En el siglo XV no existía un ancho panorama de pueblos indios disímiles. Los mismos indios vivían (aunque derrotados) en los siglos XVI y XVII. Ruiz de Alarcón no podía ni presentar ni representa a México porque México no existía. Del mismo modo, Quintiliano o Séneca no son españoles porque España no existía. Aquellos sujetos eran romanos. Si en Séneca, o en Quintiliano más tarde, con los siglos descubrimos algo de la España futura es otra cosa. Son raíces, savias, tierras, aguas, que han de servir para la creación de la misteriosa y clara personalidad de lo que es España. Ya el Cid en España tiene conciencia de algo que ya puede vivirse como España.
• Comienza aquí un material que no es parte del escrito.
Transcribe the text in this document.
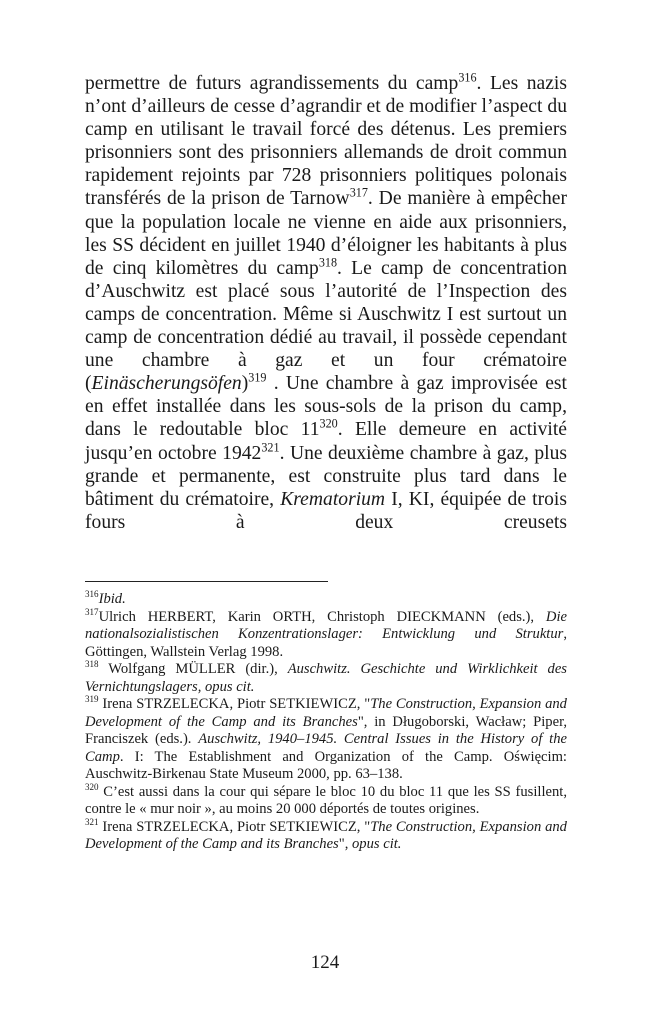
permettre de futurs agrandissements du camp$^{316}$. Les nazis n’ont d’ailleurs de cesse d’agrandir et de modifier l’aspect du camp en utilisant le travail forcé des détenus. Les premiers prisonniers sont des prisonniers allemands de droit commun rapidement rejoints par 728 prisonniers politiques polonais transférés de la prison de Tarnow$^{317}$. De manière à empêcher que la population locale ne vienne en aide aux prisonniers, les SS décident en juillet 1940 d’éloigner les habitants à plus de cinq kilomètres du camp$^{318}$. Le camp de concentration d’Auschwitz est placé sous l’autorité de l’Inspection des camps de concentration. Même si Auschwitz I est surtout un camp de concentration dédié au travail, il possède cependant une chambre à gaz et un four crématoire (Einäscherungsöfen)$^{319}$ . Une chambre à gaz improvisée est en effet installée dans les sous-sols de la prison du camp, dans le redoutable bloc $11^{320}$. Elle demeure en activité jusqu’en octobre 1942$^{321}$. Une deuxième chambre à gaz, plus grande et permanente, est construite plus tard dans le bâtiment du crématoire, Krematorium I, KI, équipée de trois fours à deux creusets

$^{316}$Ibid.

$^{317}$Ulrich HERBERT, Karin ORTH, Christoph DIECKMANN (eds.), Die nationalsozialistischen Konzentrationslager: Entwicklung und Struktur, Göttingen, Wallstein Verlag 1998.

$^{318}$ Wolfgang MÜLLER (dir.), Auschwitz. Geschichte und Wirklichkeit des Vernichtungslagers, opus cit.

$^{319}$ Irena STRZELECKA, Piotr SETKIEWICZ, "The Construction, Expansion and Development of the Camp and its Branches", in Długoborski, Wacław; Piper, Franciszek (eds.). Auschwitz, 1940–1945. Central Issues in the History of the Camp. I: The Establishment and Organization of the Camp. Oświęcim: Auschwitz-Birkenau State Museum 2000, pp. 63–138.

$^{320}$ C’est aussi dans la cour qui sépare le bloc 10 du bloc 11 que les SS fusillent, contre le « mur noir », au moins 20 000 déportés de toutes origines.

$^{321}$ Irena STRZELECKA, Piotr SETKIEWICZ, "The Construction, Expansion and Development of the Camp and its Branches", opus cit.

124
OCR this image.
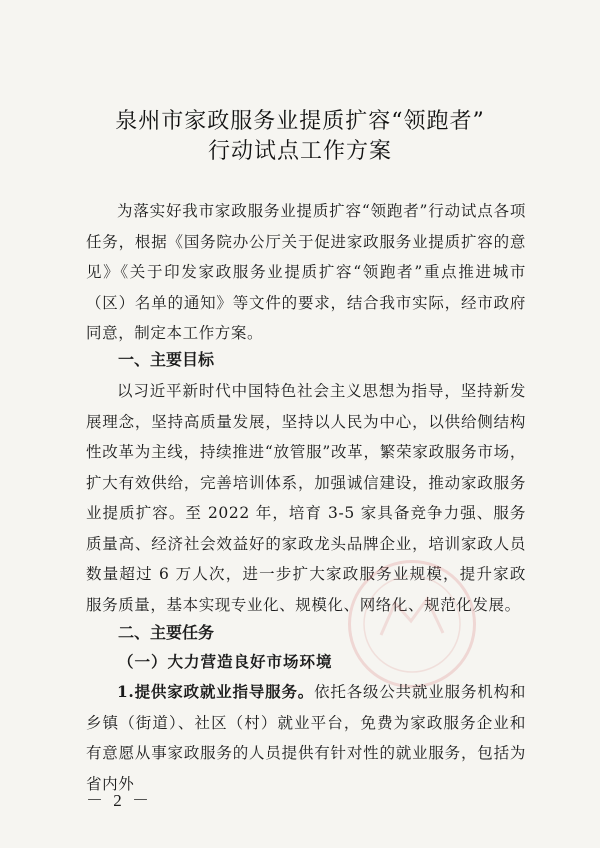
泉州市家政服务业提质扩容“领跑者”
行动试点工作方案
为落实好我市家政服务业提质扩容“领跑者”行动试点各项任务，根据《国务院办公厅关于促进家政服务业提质扩容的意见》《关于印发家政服务业提质扩容“领跑者”重点推进城市（区）名单的通知》等文件的要求，结合我市实际，经市政府同意，制定本工作方案。
一、主要目标
以习近平新时代中国特色社会主义思想为指导，坚持新发展理念，坚持高质量发展，坚持以人民为中心，以供给侧结构性改革为主线，持续推进“放管服”改革，繁荣家政服务市场，扩大有效供给，完善培训体系，加强诚信建设，推动家政服务业提质扩容。至 2022 年，培育 3-5 家具备竞争力强、服务质量高、经济社会效益好的家政龙头品牌企业，培训家政人员数量超过 6 万人次，进一步扩大家政服务业规模，提升家政服务质量，基本实现专业化、规模化、网络化、规范化发展。
二、主要任务
（一）大力营造良好市场环境
1.提供家政就业指导服务。依托各级公共就业服务机构和乡镇（街道）、社区（村）就业平台，免费为家政服务企业和有意愿从事家政服务的人员提供有针对性的就业服务，包括为省内外
－ 2 －
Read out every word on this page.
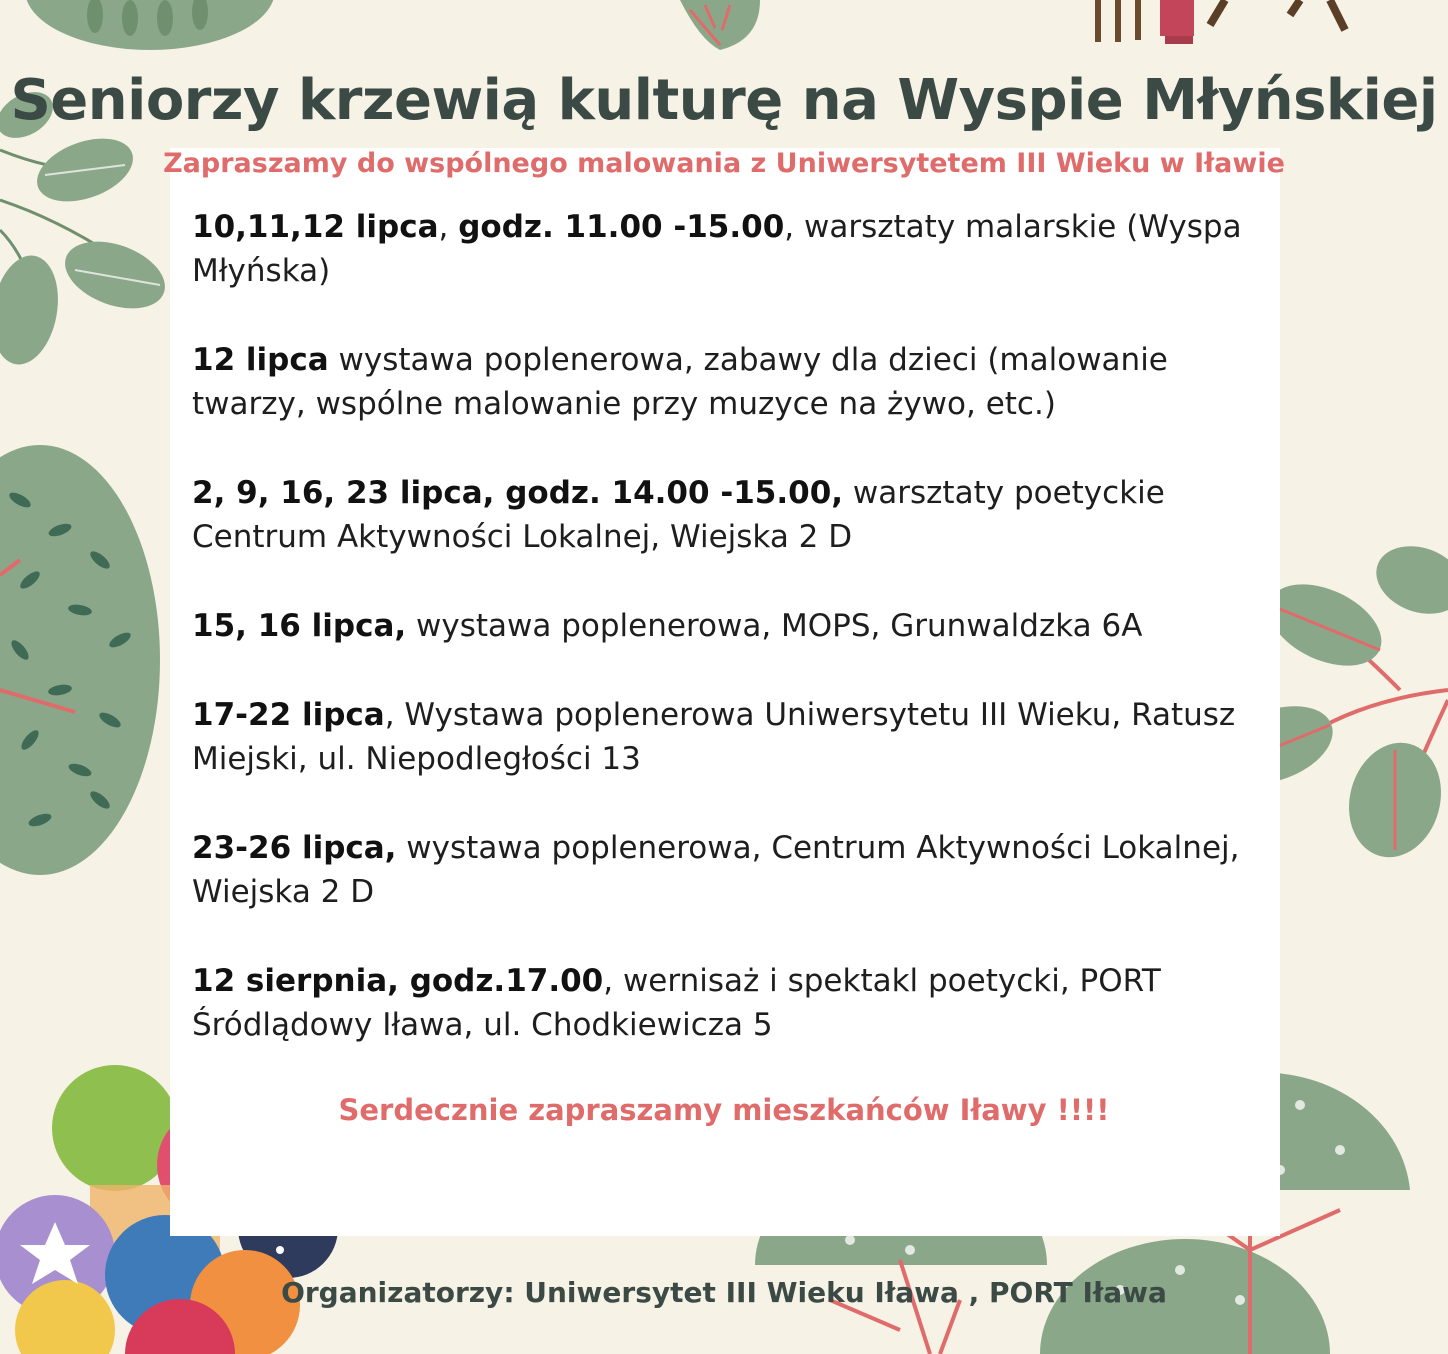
Seniorzy krzewią kulturę na Wyspie Młyńskiej

Zapraszamy do wspólnego malowania z Uniwersytetem III Wieku w Iławie

10,11,12 lipca, godz. 11.00 -15.00, warsztaty malarskie (Wyspa Młyńska)
12 lipca wystawa poplenerowa, zabawy dla dzieci (malowanie twarzy, wspólne malowanie przy muzyce na żywo, etc.)
2, 9, 16, 23 lipca, godz. 14.00 -15.00, warsztaty poetyckie Centrum Aktywności Lokalnej, Wiejska 2 D
15, 16 lipca, wystawa poplenerowa, MOPS, Grunwaldzka 6A
17-22 lipca, Wystawa poplenerowa Uniwersytetu III Wieku, Ratusz Miejski, ul. Niepodległości 13
23-26 lipca, wystawa poplenerowa, Centrum Aktywności Lokalnej, Wiejska 2 D
12 sierpnia, godz.17.00, wernisaż i spektakl poetycki, PORT Śródlądowy Iława, ul. Chodkiewicza 5

Serdecznie zapraszamy mieszkańców Iławy !!!!

Organizatorzy: Uniwersytet III Wieku Iława , PORT Iława
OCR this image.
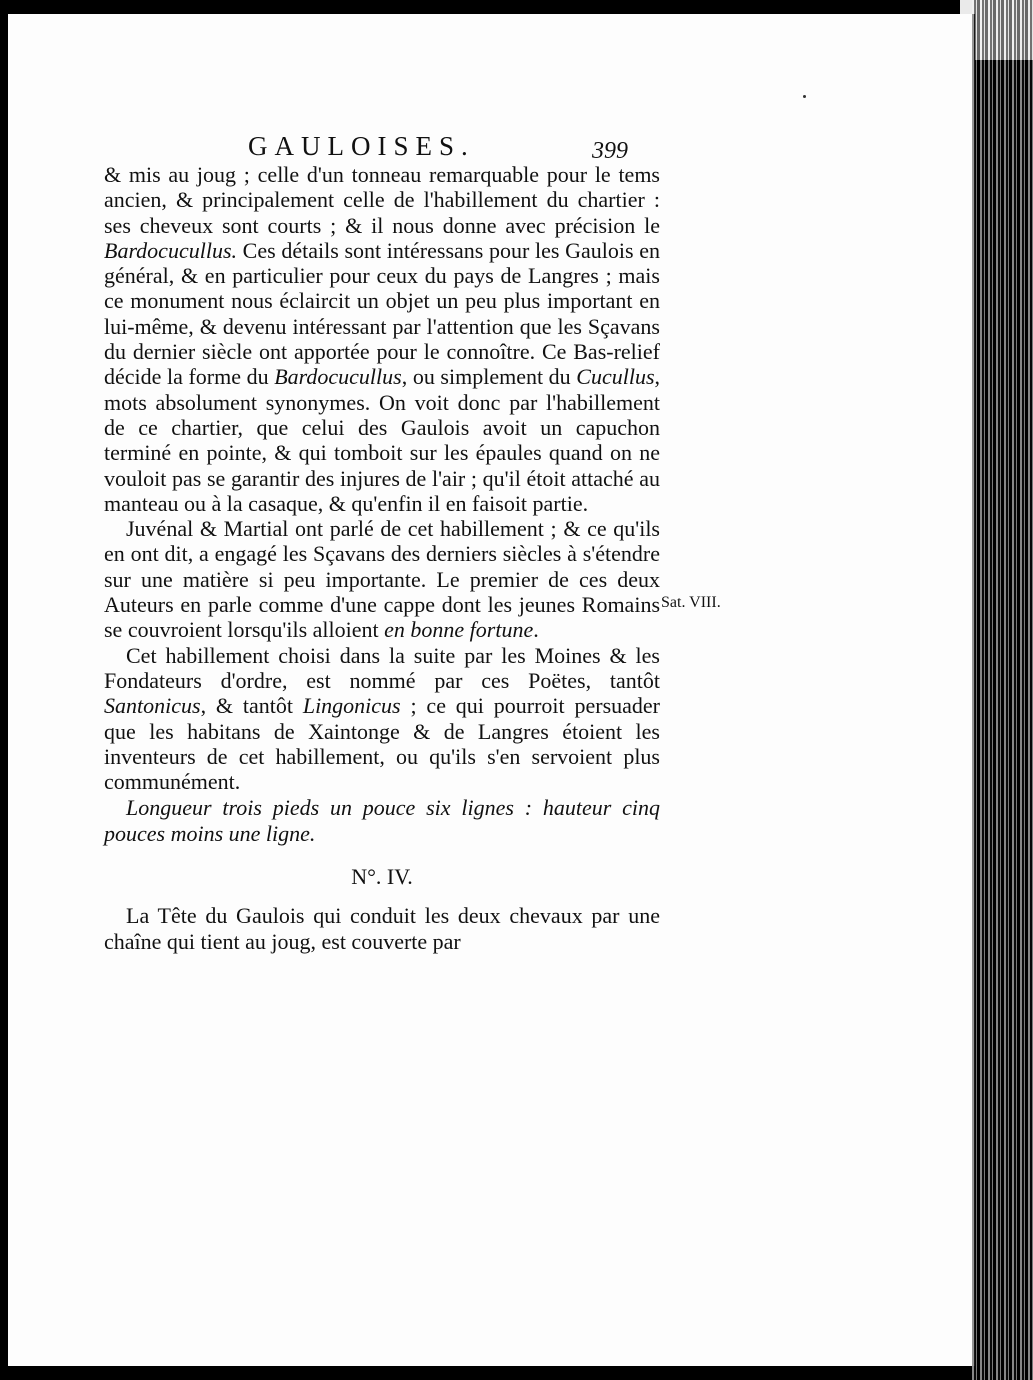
GAULOISES.	399

& mis au joug ; celle d'un tonneau remarquable pour le tems ancien, & principalement celle de l'habillement du chartier : ses cheveux sont courts ; & il nous donne avec précision le Bardocucullus. Ces détails sont intéressans pour les Gaulois en général, & en particulier pour ceux du pays de Langres ; mais ce monument nous éclaircit un objet un peu plus important en lui-même, & devenu intéressant par l'attention que les Sçavans du dernier siècle ont apportée pour le connoître. Ce Bas-relief décide la forme du Bardocucullus, ou simplement du Cucullus, mots absolument synonymes. On voit donc par l'habillement de ce chartier, que celui des Gaulois avoit un capuchon terminé en pointe, & qui tomboit sur les épaules quand on ne vouloit pas se garantir des injures de l'air ; qu'il étoit attaché au manteau ou à la casaque, & qu'enfin il en faisoit partie.

Juvénal & Martial ont parlé de cet habillement ; & ce qu'ils en ont dit, a engagé les Sçavans des derniers siècles à s'étendre sur une matière si peu importante. Le premier de ces deux Auteurs en parle comme d'une cappe dont les jeunes Romains se couvroient lorsqu'ils alloient en bonne fortune.

Cet habillement choisi dans la suite par les Moines & les Fondateurs d'ordre, est nommé par ces Poëtes, tantôt Santonicus, & tantôt Lingonicus ; ce qui pourroit persuader que les habitans de Xaintonge & de Langres étoient les inventeurs de cet habillement, ou qu'ils s'en servoient plus communément.

Longueur trois pieds un pouce six lignes : hauteur cinq pouces moins une ligne.

N°. IV.

La Tête du Gaulois qui conduit les deux chevaux par une chaîne qui tient au joug, est couverte par

Sat. VIII.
Don Quijote es la plenitud de España porque España es ya una plenitud.

Don Américo Castro viene a ser uno de los críticos y de los historiadores más profundos, más trascendentales. Además, posee la virtud, rarísima en las gentes de su profesión, de conocer el idioma español, de saber manejarlo con energía, con gracia, con eso que no tiene que ver con la lingüística ni con la gramática, pero que es el espíritu estético, bello del idioma castellano. A Castro se le lee con placer, independientemente que se le lee con sutil recreo de la inteligencia. Con el mismo tiempo, don Américo Castro ha de quedar como una de las figuras más altas, más definitivas de la cultura española. Para juzgarlo hoy falta la poderosa lección de la perspectiva histórica. Recordemos que al principio El Quijote era un libro para pajes y soldados. Era para diversión provocada por las caídas de Rocinante. Más tarde se descubrió que todo él era fuego encendido de una patria en crecimiento interior.

 

México, D. F., junio de 1970.

 

Diario del Sureste, suplemento cultural, 28 de junio de 1970, p. 1.